Read the rest of the article (and the book) for more details. One might quibble with the exact regression model (I would prefer to use matching) or with the data sample — I don’t know if Williams is included and I suspect that the inclusion of at least one large California school skews the results a bit in terms of the Asian disadvantage. But, big picture, there can be no doubt that African-American students at places like Williams have dramatically lower academic qualifications (test scores, high school grades, et cetera) than Asian-American students, even if you “adjust” for things like high school quality.
“I understand the worry of Asian students, but do I have a smoking gun? No,” he [Espenshade] said.
It is not clear what evidence Espenshade would consider conclusive. Do admissions officers need to stand out in the street and admit that, “Yes, we practice affirmative action! We admit African-American students with qualifications that would guarantee them rejection if they were Asian-America.”
Imagine that, instead of college admissions, this were a study about selection for major league umpire and that it turned out that white applicants had significantly lower qualifications (percentage of correct calls as determined by video replay; ratings by expert umpires) than non-white umpires. You can be certain that Fay Vincent would cite such evidence as a smoking gun which would confirm that the racial disparity in major league umpires is at least partially caused by inequities in the system of umpire promotion and that, therefore, something ought to be done to correct this obvious injustice. And he would be right!

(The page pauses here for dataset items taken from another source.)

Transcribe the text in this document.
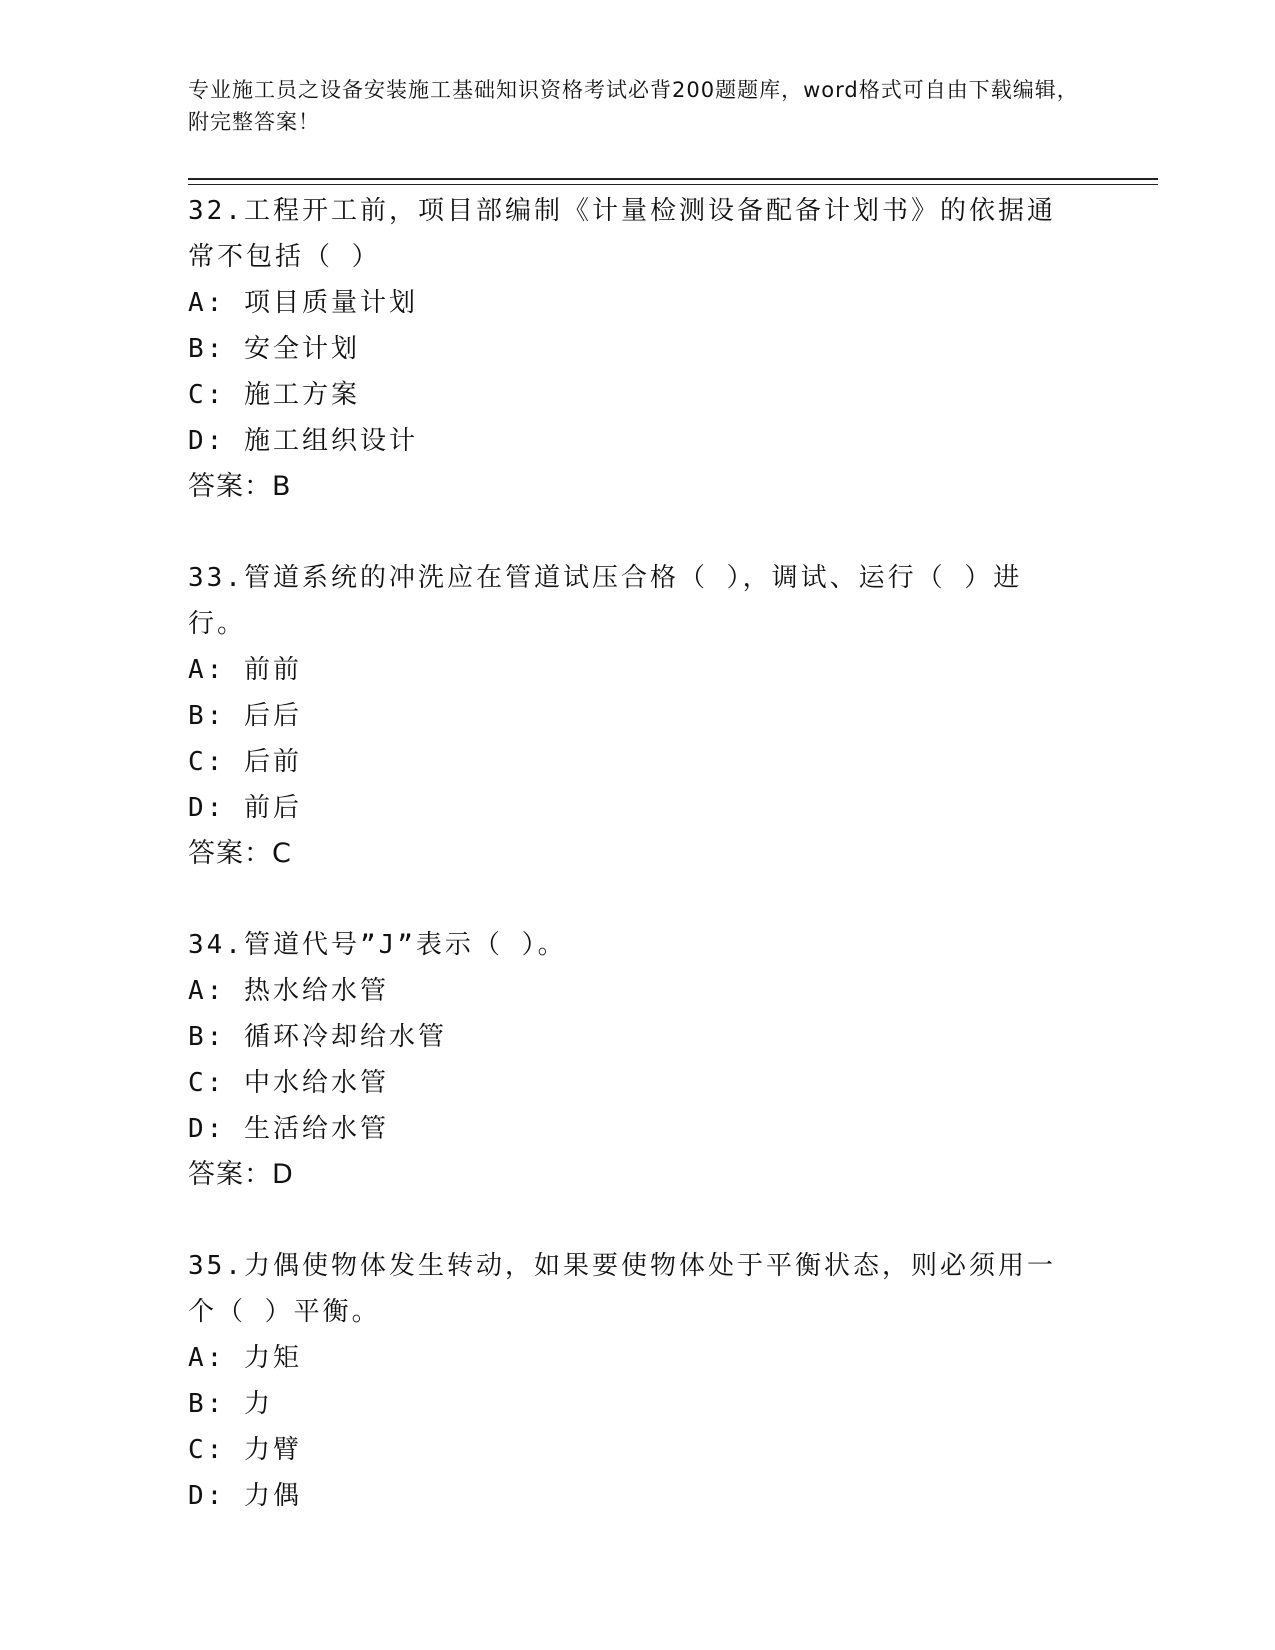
专业施工员之设备安装施工基础知识资格考试必背200题题库，word格式可自由下载编辑，附完整答案！
32.工程开工前，项目部编制《计量检测设备配备计划书》的依据通常不包括（ ）
A: 项目质量计划
B: 安全计划
C: 施工方案
D: 施工组织设计
答案：B
33.管道系统的冲洗应在管道试压合格（ ），调试、运行（ ）进行。
A: 前前
B: 后后
C: 后前
D: 前后
答案：C
34.管道代号”J”表示（ ）。
A: 热水给水管
B: 循环冷却给水管
C: 中水给水管
D: 生活给水管
答案：D
35.力偶使物体发生转动，如果要使物体处于平衡状态，则必须用一个（ ）平衡。
A: 力矩
B: 力
C: 力臂
D: 力偶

If I were an Asian-American applying to Williams (as my daughters will probably be doing in a few years), I would want to understand just what is going on with elite college admissions.
What is the truth of social science when it comes to the process by which some people succeed in becoming baseball umpires or football cornerbacks or Williams College students? A good question. Is Williams the sort of place at which we can have an open and honest discussion on this topic? I don’t know. But perhaps a student group like Phi Beta Kappa would be willing to invite me and a member of the Williams faculty to debate the topic over Winter Study.
In the meantime, your homework assignment in the spirit of uncomfortable learning is to think hard about just what causes these racial disparities. Why is it that whites are overrepresented among baseball umpires, blacks among NFL players and Asian-Americans among elite college students? The three most common explanations for any sort of group disparity are nurture (no Brazilians in the NHL because no one grows up playing ice hockey in Brazil), nature (no Pygmies in the NBA because genetically determined height is such a crucial component of success in basketball) and society (no African-American players in Major League Baseball before Jackie Robinson because it was against the rules).
What role, if any, do each of these factors play in the racial disparities we see among umpires, football players and Williams students? The Williams College of 25 years ago was not ready to have that conversation. What about the Williams of today?
[No doubt some will view this essay as bad manners, personal back-biting and a gratuitous discussion of topics best left unexamined. Perhaps a fair assessment! I would not be surprised if some readers were made almost physically ill by this writing or by the discussion that will follow. But isn’t real education just one big upset stomach?]